Physician group wants patients to avoid exchanges

By BenefitsPro


By Kathryn Mayer

A group of politically active physicians and surgeons is issuing a warning to millions of patients nationwide: Stay away from the exchanges.

The Association of American Physicians and Surgeons blasted the Patient Protection and Affordable Care Act’s new exchanges — which launched in October — saying they “destroy privacy” for consumers and simply aren’t safe.

The AAPS describes itself as nonpartisan but is generally recognized as politically conservative, opposing government involvement in medicine.

“Once entered, your information becomes available to a myriad of government agencies. And there is no taking it back,” the national organization, which represents physicians in all specialties, said in an issued statement to patients. “Moreover, the exchanges are susceptible to hacking by identity thieves and other criminals. Some sites posing as exchange sites may not be ACA sites at all, just fronts for criminal operations.”

Industry and IT experts have warned that security issues remain a concern.

Data security is paramount, as applicants are required to submit a variety of sensitive details, including name, birth date, address and Social Security number, in the process of obtaining insurance.
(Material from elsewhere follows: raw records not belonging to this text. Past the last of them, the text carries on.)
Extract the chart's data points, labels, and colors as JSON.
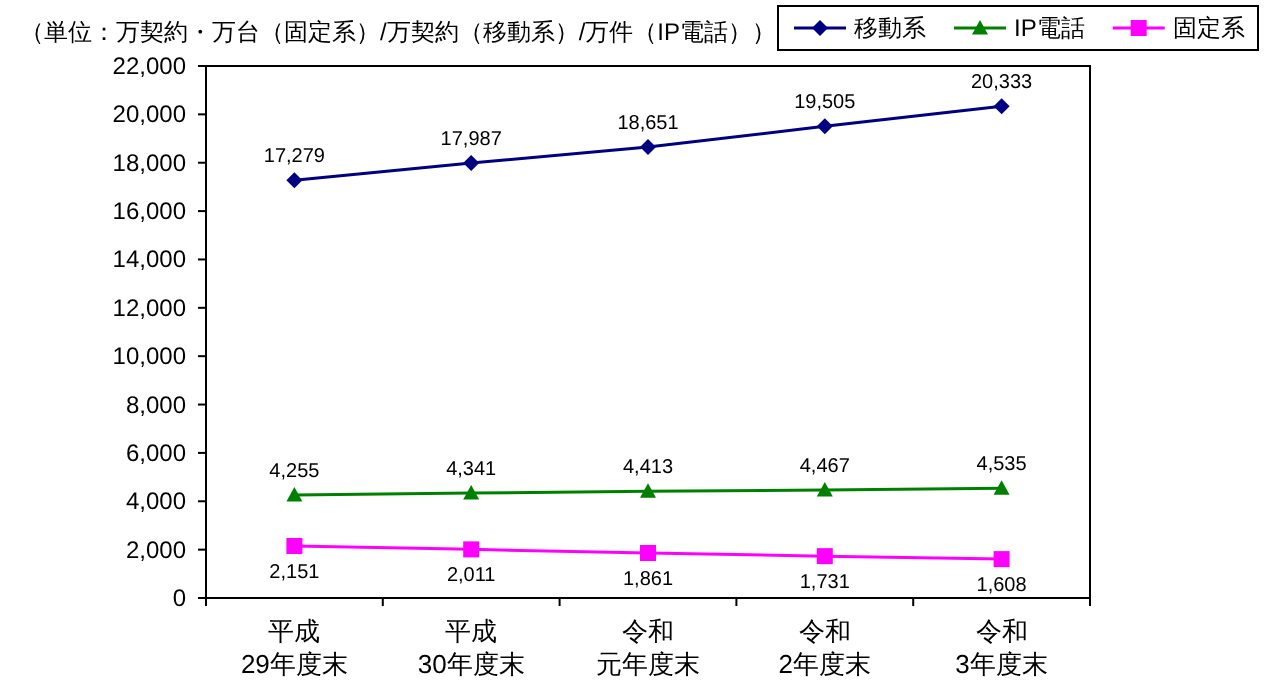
{
  "chart_data": {
    "type": "line",
    "title": "（単位：万契約・万台（固定系）/万契約（移動系）/万件（IP電話））",
    "categories": [
      "平成\n29年度末",
      "平成\n30年度末",
      "令和元年度末",
      "令和\n2年度末",
      "令和\n3年度末"
    ],
    "series": [
      {
        "name": "移動系",
        "color": "#000080",
        "marker": "diamond",
        "values": [
          17279,
          17987,
          18651,
          19505,
          20333
        ],
        "value_labels": [
          "17,279",
          "17,987",
          "18,651",
          "19,505",
          "20,333"
        ]
      },
      {
        "name": "IP電話",
        "color": "#008000",
        "marker": "triangle",
        "values": [
          4255,
          4341,
          4413,
          4467,
          4535
        ],
        "value_labels": [
          "4,255",
          "4,341",
          "4,413",
          "4,467",
          "4,535"
        ]
      },
      {
        "name": "固定系",
        "color": "#ff00ff",
        "marker": "square",
        "values": [
          2151,
          2011,
          1861,
          1731,
          1608
        ],
        "value_labels": [
          "2,151",
          "2,011",
          "1,861",
          "1,731",
          "1,608"
        ]
      }
    ],
    "ylim": [
      0,
      22000
    ],
    "yticks": [
      0,
      {
        "value": 2000,
        "label": "2,000"
      },
      {
        "value": 4000,
        "label": "4,000"
      },
      {
        "value": 6000,
        "label": "6,000"
      },
      {
        "value": 8000,
        "label": "8,000"
      },
      {
        "value": 10000,
        "label": "10,000"
      },
      {
        "value": 12000,
        "label": "12,000"
      },
      {
        "value": 14000,
        "label": "14,000"
      },
      {
        "value": 16000,
        "label": "16,000"
      },
      {
        "value": 18000,
        "label": "18,000"
      },
      {
        "value": 20000,
        "label": "20,000"
      },
      {
        "value": 22000,
        "label": "22,000"
      }
    ],
    "legend": "top right",
    "grid": false,
    "line_style": "solid"
  }
}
Some worry hackers could easily access the sensitive information of millions of Americans.

AAPS also warned patients against PPACA’s navigators and assisters, saying they aren’t “necessarily trustworthy” as they have “minimal training, and do not need to undergo a criminal background check. Agencies that employ them may previously have been found guilty of fraud.”

Earlier this year, Republican senators also slammed the law’s navigator program arguing the rule is so lenient that a convicted felon could qualify as a navigator and get access to consumers’ confidential health information.
AAPS’s attack didn’t stop at privacy issues. They included the health plans themselves.
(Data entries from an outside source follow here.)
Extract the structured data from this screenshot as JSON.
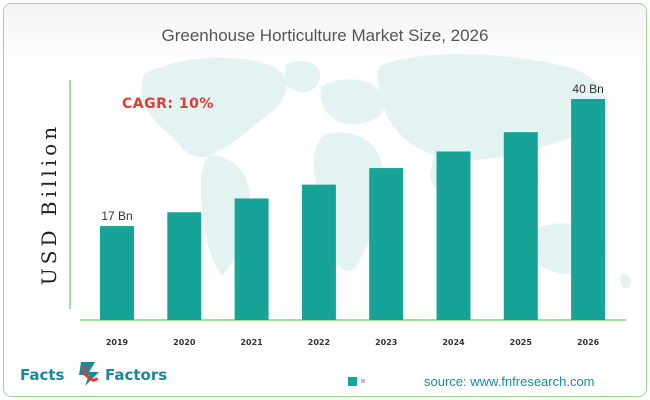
{
  "chart_data": {
    "type": "bar",
    "title": "Greenhouse Horticulture Market Size, 2026",
    "ylabel": "USD Billion",
    "xlabel": "",
    "categories": [
      "2019",
      "2020",
      "2021",
      "2022",
      "2023",
      "2024",
      "2025",
      "2026"
    ],
    "values": [
      17,
      19.5,
      22,
      24.5,
      27.5,
      30.5,
      34,
      40
    ],
    "data_labels": [
      "17 Bn",
      "",
      "",
      "",
      "",
      "",
      "",
      "40 Bn"
    ],
    "ylim": [
      0,
      44
    ],
    "grid": false,
    "bar_color": "#17a398",
    "annotation": "CAGR: 10%",
    "annotation_color": "#e53935"
  },
  "brand": {
    "left": "Facts",
    "right": "Factors",
    "icon": "ampersand-logo-icon"
  },
  "source": "source: www.fnfresearch.com",
  "colors": {
    "frame_border": "#9fd6a0",
    "axis": "#a6dba0",
    "map": "#e3f3f1",
    "brand_teal": "#1a8a9a",
    "brand_red": "#e53935"
  }
}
“People who do manage to sign up for a plan also need to be wary about the plan itself. If the exchange miscalculated your subsidy, you could receive a demand from the IRS to pay it back even though the insurer received it and you didn’t.”

They added, “the doctor or hospital of your choice may not be available under the plan. Networks may be very narrow.”

The group also warned against higher costs.

“Even though premiums may be much higher than what you have been paying, deductibles may also be much higher. The copayment may be even higher than stated; a 20 percent copay may be an average, and the copay for a particular service could be much greater.”

A survey from Robert Morris University found that a majority of consumers expect PPACA to inflate their out-of-pocket costs. By a margin of nearly 4-to-1, survey respondents anticipated out-of-pocket expenses for health insurance co-pays and deductibles to rise as a result of the law.

Despite its political affiliations, the majority of doctors and others working in health care have opposed the Patient Protection and Affordable Care Act, denouncing third-party involvement.

PPACA has been a sore subject for many doctors, as research continues to find that PPACA could widen the doctor gap. The influx of millions of newly insured Americans who gain coverage under PPACA next year, on top of the already growing physician shortage, will have profound implications for patient access to medical care, industry insiders have warned.

The Doctor Patient Medical Association, for example, has argued PPACA will have little positive impact on patients’ access to medical care and will only create red tape for doctors. Similarly, 45 percent of physicians surveyed by the Physicians Practice said the re-election of President Obama “bodes poorly for the future of health care.”